The economic reports are pouring in and the scorecards show signs the Fed winning after battering the economy with six rate increases since June 1999.
Big changes are taking place in the economy as the impact of the 175-basis-point surge in interest rates fully works its way through the economy, says Kent Engelke, capital market strategist, for Anderson, Strudwick Inc., noting the long-time lag before tighter money does the job of capping growth.

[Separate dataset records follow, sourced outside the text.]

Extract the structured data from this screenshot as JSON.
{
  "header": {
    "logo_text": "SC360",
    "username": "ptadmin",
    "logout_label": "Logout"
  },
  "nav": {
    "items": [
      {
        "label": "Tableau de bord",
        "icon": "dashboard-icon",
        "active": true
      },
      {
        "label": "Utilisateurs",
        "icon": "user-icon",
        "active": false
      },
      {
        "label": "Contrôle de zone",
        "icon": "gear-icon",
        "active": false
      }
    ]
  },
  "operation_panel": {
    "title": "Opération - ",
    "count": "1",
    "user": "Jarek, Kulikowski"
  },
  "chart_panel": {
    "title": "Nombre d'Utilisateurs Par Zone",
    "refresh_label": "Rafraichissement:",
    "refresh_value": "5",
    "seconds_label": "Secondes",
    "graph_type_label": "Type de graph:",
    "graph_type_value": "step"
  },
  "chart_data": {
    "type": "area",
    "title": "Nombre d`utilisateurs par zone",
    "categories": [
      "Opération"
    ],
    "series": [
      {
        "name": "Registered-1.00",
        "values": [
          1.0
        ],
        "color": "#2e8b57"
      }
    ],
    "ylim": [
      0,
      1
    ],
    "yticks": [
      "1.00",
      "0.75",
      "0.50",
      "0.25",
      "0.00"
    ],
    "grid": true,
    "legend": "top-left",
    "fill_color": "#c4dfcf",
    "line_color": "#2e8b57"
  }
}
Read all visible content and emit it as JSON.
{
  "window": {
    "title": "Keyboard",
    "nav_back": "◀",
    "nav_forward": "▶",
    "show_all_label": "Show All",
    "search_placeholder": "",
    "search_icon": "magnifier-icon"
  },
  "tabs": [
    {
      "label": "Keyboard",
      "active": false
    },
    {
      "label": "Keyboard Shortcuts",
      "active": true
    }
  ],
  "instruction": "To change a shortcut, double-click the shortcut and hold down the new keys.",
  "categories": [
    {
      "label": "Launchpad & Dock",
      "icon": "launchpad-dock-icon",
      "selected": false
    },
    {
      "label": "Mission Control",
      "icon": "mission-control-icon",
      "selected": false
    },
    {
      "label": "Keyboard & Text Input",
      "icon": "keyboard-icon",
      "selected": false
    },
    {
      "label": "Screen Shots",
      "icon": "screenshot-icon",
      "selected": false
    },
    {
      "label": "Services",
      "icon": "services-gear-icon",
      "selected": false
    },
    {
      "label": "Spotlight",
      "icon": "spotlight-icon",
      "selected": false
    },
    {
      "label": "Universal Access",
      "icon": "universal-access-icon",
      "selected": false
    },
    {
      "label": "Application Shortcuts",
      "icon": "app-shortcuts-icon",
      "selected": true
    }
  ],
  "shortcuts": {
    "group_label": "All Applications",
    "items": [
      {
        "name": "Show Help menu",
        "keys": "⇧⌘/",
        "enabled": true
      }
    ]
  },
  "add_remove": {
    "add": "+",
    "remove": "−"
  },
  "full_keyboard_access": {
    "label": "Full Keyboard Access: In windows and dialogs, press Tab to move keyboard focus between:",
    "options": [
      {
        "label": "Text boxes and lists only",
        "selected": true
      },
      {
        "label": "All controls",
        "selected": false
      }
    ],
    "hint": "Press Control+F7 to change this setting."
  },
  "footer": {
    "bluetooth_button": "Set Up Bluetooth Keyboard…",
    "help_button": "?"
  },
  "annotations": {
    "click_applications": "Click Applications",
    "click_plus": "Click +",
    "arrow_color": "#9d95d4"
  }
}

``It is generally accepted that it takes between six to nine months before the effects of higher interest rates are felt,'' he said.
``The economy is now only responding to the first 50 to 75 basis points of tightenings. There are still another 100 to 125 basis points to contend with,'' Engelke said.
But the consensus for now is that a recession is not in the cards since the economy is still in great shape. Fed Chairman Alan Greenspan also doesn't want to be blamed for delivering a knockout punch that would send the economy to its knees.
More likely, analysts say, the economy might experience a hard landing, which is defined as growth of only 1 or 2 percent for three or four consecutive quarters and a jump in the jobless rate.
There are other reasons to believe the Fed will think twice before pulling the interest-rate trigger again.
Banks are starting to get slammed because more people are defaulting on their loans and some banks have been lax in adding to their safety nets, known as loan loss reserves. The risk of loan defaults has risen in proportion to the steady increase in interest rates by the Fed.
Wachovia Corp. (WB.N), a big southeastern bank holding company, has warned that a $200 million increase in loan loss reserves in the second quarter, due to a rise in bad loans, will hurt its earnings. And there's speculation that other banks are in the same boat as Wachovia, a bank with a reputation for being one of the most prudent lenders.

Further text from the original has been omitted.